- Pişmanlıklarınız var mı?
- Hiçbir şeyden pişman değilim. Tek çocuk olduğum için babam çok katıydı, flört etmem, geceleri çıkmam söz konusu bile değildi. Üniversitede evlendim, bu biraz da rahat edebilmek için bir kaçıştı. Sonra boşandım, hemen arkasından da ikinci evliliğimi yaptım. Yani ben 30 yaşına kadar fanus içindeydim. Ondan sonra ne zaman yalnız kaldım, o zaman hata yaptım. Ama hata yapmadan hayatı nasıl öğrenecektim? Her insan evladının hata yapmaya hakkı var.

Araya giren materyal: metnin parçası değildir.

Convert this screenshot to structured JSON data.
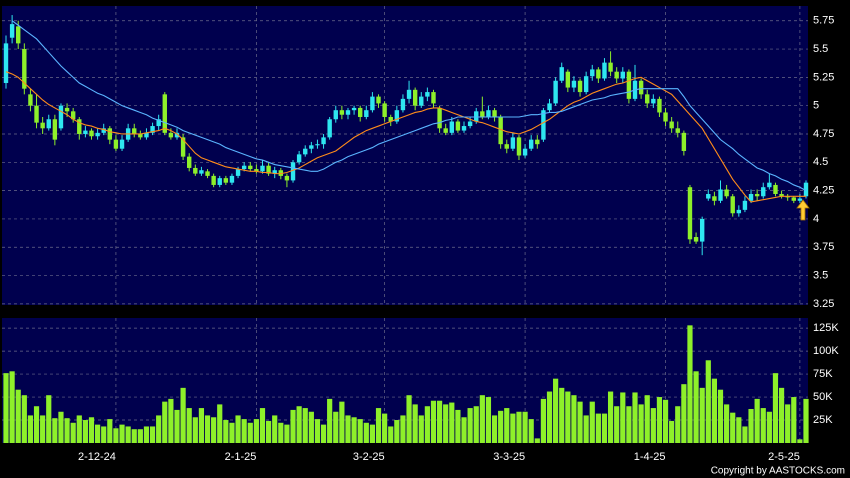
{
  "chart_data": [
    {
      "type": "candlestick",
      "up_color": "#2ee6f0",
      "down_color": "#8ef02a",
      "ylim": [
        3.24,
        5.88
      ],
      "yticks": [
        3.25,
        3.5,
        3.75,
        4,
        4.25,
        4.5,
        4.75,
        5,
        5.25,
        5.5,
        5.75
      ],
      "grid": true,
      "open": [
        5.2,
        5.6,
        5.7,
        5.5,
        5.1,
        5.0,
        4.85,
        4.8,
        4.88,
        4.8,
        4.98,
        4.95,
        4.88,
        4.75,
        4.78,
        4.73,
        4.76,
        4.8,
        4.7,
        4.62,
        4.7,
        4.8,
        4.75,
        4.72,
        4.76,
        4.82,
        5.1,
        4.76,
        4.72,
        4.72,
        4.55,
        4.45,
        4.4,
        4.42,
        4.38,
        4.3,
        4.36,
        4.32,
        4.38,
        4.44,
        4.47,
        4.44,
        4.42,
        4.47,
        4.4,
        4.43,
        4.38,
        4.34,
        4.5,
        4.57,
        4.62,
        4.65,
        4.66,
        4.72,
        4.88,
        4.96,
        4.92,
        4.96,
        4.98,
        4.9,
        4.96,
        5.08,
        5.02,
        4.9,
        4.86,
        4.96,
        5.06,
        5.14,
        5.0,
        5.08,
        5.12,
        4.98,
        4.8,
        4.76,
        4.86,
        4.78,
        4.82,
        4.86,
        4.95,
        4.9,
        4.96,
        4.9,
        4.66,
        4.62,
        4.72,
        4.56,
        4.62,
        4.7,
        4.7,
        4.96,
        5.02,
        5.22,
        5.3,
        5.16,
        5.22,
        5.12,
        5.26,
        5.32,
        5.24,
        5.38,
        5.3,
        5.24,
        5.3,
        5.06,
        5.22,
        5.1,
        5.02,
        5.06,
        4.94,
        4.86,
        4.8,
        4.76,
        4.28,
        3.84,
        3.8,
        4.18,
        4.2,
        4.16,
        4.26,
        4.2,
        4.05,
        4.08,
        4.16,
        4.22,
        4.2,
        4.28,
        4.3,
        4.22,
        4.2,
        4.19,
        4.16,
        4.2
      ],
      "high": [
        5.62,
        5.8,
        5.75,
        5.55,
        5.15,
        5.1,
        4.9,
        4.92,
        4.92,
        5.02,
        5.02,
        4.98,
        4.9,
        4.82,
        4.8,
        4.8,
        4.84,
        4.82,
        4.74,
        4.74,
        4.84,
        4.84,
        4.78,
        4.8,
        4.85,
        4.92,
        5.12,
        4.8,
        4.8,
        4.75,
        4.58,
        4.48,
        4.46,
        4.44,
        4.4,
        4.38,
        4.38,
        4.4,
        4.46,
        4.5,
        4.5,
        4.48,
        4.52,
        4.5,
        4.46,
        4.45,
        4.4,
        4.52,
        4.6,
        4.65,
        4.68,
        4.7,
        4.75,
        4.9,
        5.0,
        5.0,
        4.98,
        5.0,
        5.0,
        5.0,
        5.12,
        5.1,
        5.04,
        4.92,
        5.0,
        5.1,
        5.22,
        5.16,
        5.12,
        5.16,
        5.14,
        5.0,
        4.84,
        4.9,
        4.88,
        4.86,
        4.9,
        4.98,
        5.08,
        5.0,
        4.98,
        4.92,
        4.7,
        4.76,
        4.74,
        4.66,
        4.74,
        4.74,
        4.98,
        5.06,
        5.25,
        5.38,
        5.32,
        5.26,
        5.24,
        5.3,
        5.36,
        5.34,
        5.42,
        5.48,
        5.34,
        5.34,
        5.32,
        5.36,
        5.24,
        5.14,
        5.1,
        5.08,
        4.98,
        4.9,
        4.86,
        4.78,
        4.3,
        3.88,
        4.02,
        4.26,
        4.24,
        4.34,
        4.3,
        4.22,
        4.12,
        4.2,
        4.26,
        4.26,
        4.32,
        4.4,
        4.32,
        4.25,
        4.22,
        4.2,
        4.22,
        4.34
      ],
      "low": [
        5.15,
        5.55,
        5.5,
        5.1,
        4.95,
        4.8,
        4.75,
        4.78,
        4.65,
        4.78,
        4.9,
        4.85,
        4.7,
        4.72,
        4.7,
        4.7,
        4.74,
        4.66,
        4.6,
        4.6,
        4.68,
        4.72,
        4.7,
        4.7,
        4.74,
        4.78,
        4.74,
        4.7,
        4.7,
        4.52,
        4.42,
        4.38,
        4.38,
        4.36,
        4.28,
        4.28,
        4.3,
        4.3,
        4.36,
        4.42,
        4.42,
        4.4,
        4.4,
        4.38,
        4.36,
        4.35,
        4.28,
        4.32,
        4.48,
        4.55,
        4.58,
        4.62,
        4.62,
        4.7,
        4.85,
        4.88,
        4.88,
        4.92,
        4.86,
        4.88,
        4.94,
        4.98,
        4.86,
        4.82,
        4.84,
        4.94,
        5.02,
        4.96,
        4.98,
        5.04,
        4.98,
        4.76,
        4.74,
        4.74,
        4.76,
        4.76,
        4.8,
        4.84,
        4.88,
        4.88,
        4.86,
        4.62,
        4.58,
        4.6,
        4.52,
        4.54,
        4.6,
        4.62,
        4.68,
        4.94,
        5.0,
        5.2,
        5.12,
        5.12,
        5.08,
        5.1,
        5.22,
        5.2,
        5.22,
        5.26,
        5.2,
        5.2,
        5.02,
        5.04,
        5.06,
        4.98,
        4.98,
        4.9,
        4.82,
        4.76,
        4.72,
        4.56,
        3.78,
        3.78,
        3.68,
        4.16,
        4.12,
        4.14,
        4.18,
        4.02,
        4.02,
        4.06,
        4.14,
        4.16,
        4.18,
        4.26,
        4.2,
        4.18,
        4.16,
        4.14,
        4.14,
        4.18
      ],
      "close": [
        5.55,
        5.72,
        5.55,
        5.15,
        5.0,
        4.85,
        4.8,
        4.88,
        4.7,
        5.0,
        4.95,
        4.88,
        4.75,
        4.78,
        4.73,
        4.76,
        4.8,
        4.7,
        4.62,
        4.7,
        4.8,
        4.75,
        4.72,
        4.76,
        4.82,
        4.88,
        4.76,
        4.72,
        4.76,
        4.55,
        4.45,
        4.4,
        4.43,
        4.38,
        4.3,
        4.36,
        4.32,
        4.38,
        4.44,
        4.47,
        4.44,
        4.42,
        4.47,
        4.4,
        4.43,
        4.38,
        4.34,
        4.5,
        4.57,
        4.62,
        4.65,
        4.66,
        4.72,
        4.88,
        4.96,
        4.92,
        4.96,
        4.98,
        4.9,
        4.96,
        5.08,
        5.02,
        4.9,
        4.86,
        4.96,
        5.06,
        5.14,
        5.0,
        5.08,
        5.12,
        5.02,
        4.8,
        4.76,
        4.86,
        4.78,
        4.82,
        4.86,
        4.95,
        4.9,
        4.96,
        4.9,
        4.66,
        4.62,
        4.72,
        4.56,
        4.62,
        4.7,
        4.66,
        4.96,
        5.02,
        5.22,
        5.34,
        5.16,
        5.22,
        5.12,
        5.26,
        5.32,
        5.24,
        5.38,
        5.3,
        5.24,
        5.3,
        5.06,
        5.22,
        5.1,
        5.02,
        5.06,
        4.94,
        4.86,
        4.8,
        4.76,
        4.6,
        3.82,
        3.8,
        4.0,
        4.22,
        4.16,
        4.26,
        4.2,
        4.05,
        4.08,
        4.16,
        4.22,
        4.2,
        4.28,
        4.32,
        4.22,
        4.2,
        4.19,
        4.16,
        4.18,
        4.32
      ],
      "moving_averages": [
        {
          "color": "#ff8c1a",
          "values": [
            5.3,
            5.28,
            5.25,
            5.2,
            5.15,
            5.1,
            5.05,
            5.01,
            4.98,
            4.95,
            4.92,
            4.88,
            4.85,
            4.83,
            4.82,
            4.8,
            4.79,
            4.77,
            4.76,
            4.75,
            4.75,
            4.75,
            4.75,
            4.76,
            4.77,
            4.78,
            4.8,
            4.78,
            4.75,
            4.7,
            4.64,
            4.58,
            4.54,
            4.52,
            4.5,
            4.48,
            4.46,
            4.45,
            4.44,
            4.43,
            4.42,
            4.42,
            4.41,
            4.41,
            4.4,
            4.4,
            4.41,
            4.43,
            4.45,
            4.48,
            4.51,
            4.54,
            4.56,
            4.58,
            4.6,
            4.64,
            4.68,
            4.72,
            4.75,
            4.78,
            4.8,
            4.82,
            4.84,
            4.86,
            4.88,
            4.9,
            4.92,
            4.94,
            4.95,
            4.97,
            4.98,
            4.98,
            4.96,
            4.94,
            4.92,
            4.9,
            4.88,
            4.86,
            4.85,
            4.83,
            4.81,
            4.79,
            4.77,
            4.76,
            4.75,
            4.77,
            4.79,
            4.82,
            4.85,
            4.88,
            4.92,
            4.96,
            5.0,
            5.03,
            5.05,
            5.08,
            5.11,
            5.13,
            5.15,
            5.17,
            5.19,
            5.2,
            5.22,
            5.24,
            5.25,
            5.22,
            5.19,
            5.16,
            5.13,
            5.1,
            5.04,
            4.98,
            4.92,
            4.86,
            4.8,
            4.71,
            4.62,
            4.53,
            4.44,
            4.35,
            4.28,
            4.21,
            4.15,
            4.16,
            4.17,
            4.18,
            4.19,
            4.2,
            4.2,
            4.2,
            4.2,
            4.2
          ]
        },
        {
          "color": "#5ab4ff",
          "values": [
            null,
            5.75,
            5.71,
            5.67,
            5.63,
            5.59,
            5.53,
            5.47,
            5.41,
            5.35,
            5.3,
            5.25,
            5.2,
            5.17,
            5.14,
            5.11,
            5.09,
            5.06,
            5.03,
            5.0,
            4.98,
            4.96,
            4.94,
            4.92,
            4.89,
            4.87,
            4.85,
            4.83,
            4.81,
            4.78,
            4.76,
            4.74,
            4.72,
            4.7,
            4.68,
            4.66,
            4.63,
            4.61,
            4.59,
            4.57,
            4.55,
            4.53,
            4.52,
            4.5,
            4.48,
            4.47,
            4.46,
            4.45,
            4.44,
            4.43,
            4.42,
            4.42,
            4.44,
            4.47,
            4.5,
            4.52,
            4.55,
            4.57,
            4.59,
            4.61,
            4.63,
            4.66,
            4.68,
            4.7,
            4.72,
            4.74,
            4.76,
            4.78,
            4.8,
            4.82,
            4.84,
            4.85,
            4.87,
            4.88,
            4.9,
            4.9,
            4.9,
            4.9,
            4.9,
            4.9,
            4.9,
            4.9,
            4.9,
            4.9,
            4.9,
            4.91,
            4.92,
            4.92,
            4.93,
            4.94,
            4.94,
            4.95,
            4.97,
            4.99,
            5.01,
            5.03,
            5.05,
            5.06,
            5.07,
            5.09,
            5.1,
            5.11,
            5.12,
            5.14,
            5.15,
            5.15,
            5.15,
            5.15,
            5.15,
            5.15,
            5.15,
            5.08,
            5.0,
            4.94,
            4.88,
            4.82,
            4.76,
            4.7,
            4.66,
            4.62,
            4.57,
            4.53,
            4.49,
            4.45,
            4.43,
            4.4,
            4.38,
            4.35,
            4.33,
            4.3,
            4.28,
            4.25
          ]
        }
      ]
    },
    {
      "type": "bar",
      "color": "#8ef02a",
      "ylim": [
        0,
        136000
      ],
      "yticks": [
        {
          "value": 25000,
          "label": "25K"
        },
        {
          "value": 50000,
          "label": "50K"
        },
        {
          "value": 75000,
          "label": "75K"
        },
        {
          "value": 100000,
          "label": "100K"
        },
        {
          "value": 125000,
          "label": "125K"
        }
      ],
      "xlim": [
        0,
        131
      ],
      "xticks": [
        {
          "value": 18,
          "label": "2-12-24"
        },
        {
          "value": 41,
          "label": "2-1-25"
        },
        {
          "value": 62,
          "label": "3-2-25"
        },
        {
          "value": 85,
          "label": "3-3-25"
        },
        {
          "value": 108,
          "label": "1-4-25"
        },
        {
          "value": 130,
          "label": "2-5-25"
        }
      ],
      "grid": true,
      "values": [
        76000,
        78000,
        58000,
        52000,
        30000,
        40000,
        30000,
        52000,
        27000,
        34000,
        27000,
        22000,
        30000,
        25000,
        28000,
        20000,
        18000,
        26000,
        16000,
        20000,
        18000,
        15000,
        15000,
        18000,
        18000,
        30000,
        45000,
        48000,
        36000,
        60000,
        38000,
        28000,
        38000,
        30000,
        28000,
        42000,
        25000,
        22000,
        30000,
        26000,
        22000,
        26000,
        38000,
        24000,
        30000,
        22000,
        20000,
        36000,
        40000,
        38000,
        34000,
        26000,
        20000,
        48000,
        34000,
        45000,
        30000,
        28000,
        26000,
        22000,
        20000,
        38000,
        32000,
        18000,
        25000,
        30000,
        52000,
        42000,
        30000,
        40000,
        46000,
        46000,
        42000,
        44000,
        36000,
        28000,
        38000,
        40000,
        52000,
        50000,
        30000,
        35000,
        38000,
        32000,
        34000,
        34000,
        26000,
        5000,
        48000,
        56000,
        70000,
        60000,
        56000,
        52000,
        45000,
        30000,
        45000,
        32000,
        32000,
        56000,
        40000,
        55000,
        40000,
        55000,
        42000,
        52000,
        38000,
        50000,
        47000,
        24000,
        40000,
        64000,
        128000,
        78000,
        60000,
        90000,
        70000,
        58000,
        42000,
        33000,
        28000,
        18000,
        37000,
        48000,
        38000,
        34000,
        76000,
        60000,
        42000,
        50000,
        4000,
        48000
      ]
    }
  ],
  "footer": "Copyright by AASTOCKS.com"
}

- Hayatınızda hep bir erkek figürü var... Bu sizi rahatlatan bir etken mi?
- Ben de hep öyle düşünürdüm, ama artık değil. Artık kadınlara çok güveniyorum. Hayatımda devamlılığı olan hep kadınlar. Annem, dostlarım, hatta şimdi bir buçuk yaşındaki kızım. En azından kardeşinin altını değiştirirken bana bez getiriyor, 'Ağlama,' diye sırtımı sıvazlıyor.

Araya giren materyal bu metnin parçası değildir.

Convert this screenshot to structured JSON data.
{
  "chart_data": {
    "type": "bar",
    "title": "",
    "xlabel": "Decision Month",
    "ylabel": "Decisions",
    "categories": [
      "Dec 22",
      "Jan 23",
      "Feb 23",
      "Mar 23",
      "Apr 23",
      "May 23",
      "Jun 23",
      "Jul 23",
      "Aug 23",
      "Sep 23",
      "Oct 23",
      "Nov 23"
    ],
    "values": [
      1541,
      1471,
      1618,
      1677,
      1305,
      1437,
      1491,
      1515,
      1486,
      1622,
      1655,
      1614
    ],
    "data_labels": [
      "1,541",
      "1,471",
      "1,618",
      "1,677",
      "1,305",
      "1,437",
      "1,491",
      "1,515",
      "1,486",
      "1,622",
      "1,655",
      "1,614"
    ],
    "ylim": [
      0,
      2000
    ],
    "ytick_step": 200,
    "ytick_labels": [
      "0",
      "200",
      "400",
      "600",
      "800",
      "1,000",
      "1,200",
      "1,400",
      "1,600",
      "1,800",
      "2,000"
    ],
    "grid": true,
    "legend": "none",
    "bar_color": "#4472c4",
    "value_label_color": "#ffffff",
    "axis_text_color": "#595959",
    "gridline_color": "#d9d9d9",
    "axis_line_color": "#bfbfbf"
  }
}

- Eskiden erkeklerden bir beklentiniz mi vardı?
- Vardı işte. Kendimde keşfettiğim zayıflığım da bu. Kimden niye bir beklentin olsun? Senin kendinden beklentin olsun. Birinden evlenme teklifi beklemek, bir adamdan çocuk sahibi olmak için beklemek, bunlar olacak iş değilmiş.
- Reha Muhtar'dan evlilik teklifi beklediniz mi?
- Bir zamanlar evet, bekledim. Zaten doğal bir şekilde gidişin o yönde olacağını düşündüm. Öyle biliyordum yani. Ama beklemek yanlış. Yaşamadan öğrenilmez, ben de bu yüzden pişman değilim.